Creative Writing: Prose

Intensive study of the modes and means of composing creative, non-fictional prose.

Class description

This is a writing and reading course that explores recent forms of innovative prose writing. We will read published texts and write our own original narratives, stories, memoirs, lyric essays, prose poems, hybrid texts, cross genre things and other weird formally inspired by what we read and talk about. We will also become familiar with literary terms and ideas such as plot, setting, character, point of view, narrative arc, imagery, simile, metaphor, allegory, etc. Class meetings will include discussion of assigned literary texts, writing exercises, reading aloud, critiquing of student work, small group sessions and group presentations. Students are expected to come to class fully prepared (i.e., having completed all assigned reading and writing before the start of the class period) and to participate actively in class discussion.

Student learning goals

write in a variety of prose fiction forms (tale, monologue, dialogue, short short, collage narrative, memoir, etc.)

revise a piece of writing

describe their own aesthetic

constructively critique another writer's work

make a chapbook

General method of instruction

During most classes we will discuss readings and do writing experiments related to our assigned readings. Some classes will emphasize workshopping or group critique of students’ original work. Students will also work collaboratively in small critique groups and to give oral presentations on assigned readings.

Recommended preparation

No course prerequisites. Come with a very open mind and a desire to read lots, write lots, work hard and be creative and surprised.
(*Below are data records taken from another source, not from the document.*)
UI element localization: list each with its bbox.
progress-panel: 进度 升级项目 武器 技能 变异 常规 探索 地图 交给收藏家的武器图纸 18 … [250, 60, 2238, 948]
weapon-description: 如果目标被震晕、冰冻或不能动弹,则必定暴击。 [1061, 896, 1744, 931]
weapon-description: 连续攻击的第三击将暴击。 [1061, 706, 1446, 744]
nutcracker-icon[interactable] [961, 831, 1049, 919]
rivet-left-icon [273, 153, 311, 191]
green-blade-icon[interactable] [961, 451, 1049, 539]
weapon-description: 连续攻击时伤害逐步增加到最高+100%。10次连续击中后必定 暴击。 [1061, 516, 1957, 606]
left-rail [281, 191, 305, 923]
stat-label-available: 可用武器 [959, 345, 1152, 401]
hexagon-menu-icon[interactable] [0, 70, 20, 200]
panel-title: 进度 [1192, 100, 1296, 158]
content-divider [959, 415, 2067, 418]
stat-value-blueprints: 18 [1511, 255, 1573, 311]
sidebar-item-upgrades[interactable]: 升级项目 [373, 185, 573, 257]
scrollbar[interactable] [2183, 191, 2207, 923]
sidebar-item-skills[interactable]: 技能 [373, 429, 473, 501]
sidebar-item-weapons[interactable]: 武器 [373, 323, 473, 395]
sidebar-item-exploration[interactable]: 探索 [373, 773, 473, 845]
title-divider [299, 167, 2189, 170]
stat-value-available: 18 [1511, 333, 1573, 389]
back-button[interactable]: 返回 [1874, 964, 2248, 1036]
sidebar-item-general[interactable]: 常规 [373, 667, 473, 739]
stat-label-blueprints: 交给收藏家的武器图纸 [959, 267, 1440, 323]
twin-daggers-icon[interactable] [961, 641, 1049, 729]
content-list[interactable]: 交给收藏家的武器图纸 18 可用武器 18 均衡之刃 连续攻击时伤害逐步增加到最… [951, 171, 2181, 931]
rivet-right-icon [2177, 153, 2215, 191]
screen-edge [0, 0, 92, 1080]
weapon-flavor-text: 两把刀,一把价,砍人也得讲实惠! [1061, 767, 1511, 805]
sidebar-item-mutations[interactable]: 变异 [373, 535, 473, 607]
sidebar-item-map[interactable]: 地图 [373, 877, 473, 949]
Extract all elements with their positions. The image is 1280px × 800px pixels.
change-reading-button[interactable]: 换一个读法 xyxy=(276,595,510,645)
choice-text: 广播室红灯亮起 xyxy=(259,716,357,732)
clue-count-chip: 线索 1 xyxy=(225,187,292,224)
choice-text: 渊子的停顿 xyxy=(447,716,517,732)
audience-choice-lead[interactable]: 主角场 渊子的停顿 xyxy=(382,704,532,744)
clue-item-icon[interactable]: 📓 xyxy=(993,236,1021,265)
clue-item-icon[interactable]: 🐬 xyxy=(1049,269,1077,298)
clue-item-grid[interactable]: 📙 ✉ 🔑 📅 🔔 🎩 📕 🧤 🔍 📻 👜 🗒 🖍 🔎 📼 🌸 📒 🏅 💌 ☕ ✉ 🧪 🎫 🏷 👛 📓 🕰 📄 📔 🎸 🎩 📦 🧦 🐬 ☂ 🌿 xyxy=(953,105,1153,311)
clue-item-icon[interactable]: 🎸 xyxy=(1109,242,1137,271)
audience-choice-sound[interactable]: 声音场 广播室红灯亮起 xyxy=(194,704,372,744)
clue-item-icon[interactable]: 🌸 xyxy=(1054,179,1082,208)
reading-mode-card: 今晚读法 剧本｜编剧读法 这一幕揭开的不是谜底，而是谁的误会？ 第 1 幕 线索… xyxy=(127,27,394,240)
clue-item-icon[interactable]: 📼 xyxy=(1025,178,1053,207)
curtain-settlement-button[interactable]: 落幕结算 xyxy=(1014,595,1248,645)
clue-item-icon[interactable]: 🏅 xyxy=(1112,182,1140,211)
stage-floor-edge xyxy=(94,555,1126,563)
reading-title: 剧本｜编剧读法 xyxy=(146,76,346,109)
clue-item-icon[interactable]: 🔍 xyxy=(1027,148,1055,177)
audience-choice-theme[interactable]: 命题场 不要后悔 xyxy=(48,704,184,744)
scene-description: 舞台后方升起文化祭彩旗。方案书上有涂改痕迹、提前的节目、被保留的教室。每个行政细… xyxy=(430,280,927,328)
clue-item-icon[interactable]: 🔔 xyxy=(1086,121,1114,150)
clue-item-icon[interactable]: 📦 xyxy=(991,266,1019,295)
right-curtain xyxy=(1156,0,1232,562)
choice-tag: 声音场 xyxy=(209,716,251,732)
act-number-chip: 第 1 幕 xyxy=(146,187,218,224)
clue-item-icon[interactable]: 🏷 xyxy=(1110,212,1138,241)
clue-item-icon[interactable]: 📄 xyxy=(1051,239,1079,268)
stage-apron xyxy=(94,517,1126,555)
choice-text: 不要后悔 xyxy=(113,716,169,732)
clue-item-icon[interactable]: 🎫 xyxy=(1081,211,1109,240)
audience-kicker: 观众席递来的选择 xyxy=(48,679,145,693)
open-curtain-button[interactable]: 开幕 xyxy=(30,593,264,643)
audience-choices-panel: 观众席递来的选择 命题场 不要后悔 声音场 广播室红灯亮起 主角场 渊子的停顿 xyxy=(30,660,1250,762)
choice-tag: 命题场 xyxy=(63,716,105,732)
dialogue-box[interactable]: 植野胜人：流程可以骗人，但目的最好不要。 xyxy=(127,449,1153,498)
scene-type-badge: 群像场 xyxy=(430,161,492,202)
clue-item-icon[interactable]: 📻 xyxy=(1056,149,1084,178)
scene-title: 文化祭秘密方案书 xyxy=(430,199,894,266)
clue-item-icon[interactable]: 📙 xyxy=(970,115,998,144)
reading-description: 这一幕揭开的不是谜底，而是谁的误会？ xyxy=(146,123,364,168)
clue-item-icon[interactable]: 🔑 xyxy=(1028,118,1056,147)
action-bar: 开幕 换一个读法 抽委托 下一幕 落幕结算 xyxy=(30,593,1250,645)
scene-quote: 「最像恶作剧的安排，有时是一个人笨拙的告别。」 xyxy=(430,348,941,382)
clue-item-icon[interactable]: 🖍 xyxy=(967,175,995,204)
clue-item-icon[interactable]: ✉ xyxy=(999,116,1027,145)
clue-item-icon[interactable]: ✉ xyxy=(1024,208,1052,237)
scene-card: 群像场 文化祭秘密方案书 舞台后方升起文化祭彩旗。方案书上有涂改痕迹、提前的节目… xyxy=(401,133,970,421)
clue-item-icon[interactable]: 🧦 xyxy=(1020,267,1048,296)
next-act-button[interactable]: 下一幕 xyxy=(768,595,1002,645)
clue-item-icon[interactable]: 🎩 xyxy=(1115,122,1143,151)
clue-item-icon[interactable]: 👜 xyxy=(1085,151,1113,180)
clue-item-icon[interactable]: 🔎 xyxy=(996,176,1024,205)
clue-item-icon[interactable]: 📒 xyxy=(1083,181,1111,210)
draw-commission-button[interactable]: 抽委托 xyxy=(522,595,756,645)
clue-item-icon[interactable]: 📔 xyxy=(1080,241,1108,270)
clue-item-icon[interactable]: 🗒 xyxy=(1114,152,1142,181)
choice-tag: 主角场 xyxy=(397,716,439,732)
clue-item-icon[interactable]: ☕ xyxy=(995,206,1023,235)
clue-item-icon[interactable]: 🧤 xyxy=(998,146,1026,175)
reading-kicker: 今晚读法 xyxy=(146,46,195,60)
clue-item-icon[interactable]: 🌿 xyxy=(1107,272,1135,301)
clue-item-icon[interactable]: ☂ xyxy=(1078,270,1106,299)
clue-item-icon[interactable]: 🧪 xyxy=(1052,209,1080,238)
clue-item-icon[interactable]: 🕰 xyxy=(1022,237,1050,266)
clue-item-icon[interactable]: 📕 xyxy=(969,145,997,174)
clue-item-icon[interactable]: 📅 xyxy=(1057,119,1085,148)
Class assignments and grading

Specific writing assignments will be given orally in class by instructor. Students will write several short creative assignments, two longer ones and an “artist’s statement.” Students will produce a chapbook consisting of revised work as a final project. Each student will also participate in an oral presentation with three or four other students on one of our assigned books.

Grading will be based on class participation and writing assignments.


The information above is intended to be helpful in choosing courses. Because the instructor may further develop his/her plans for this course, its characteristics are subject to change without notice. In most cases, the official course syllabus will be distributed on the first day of class.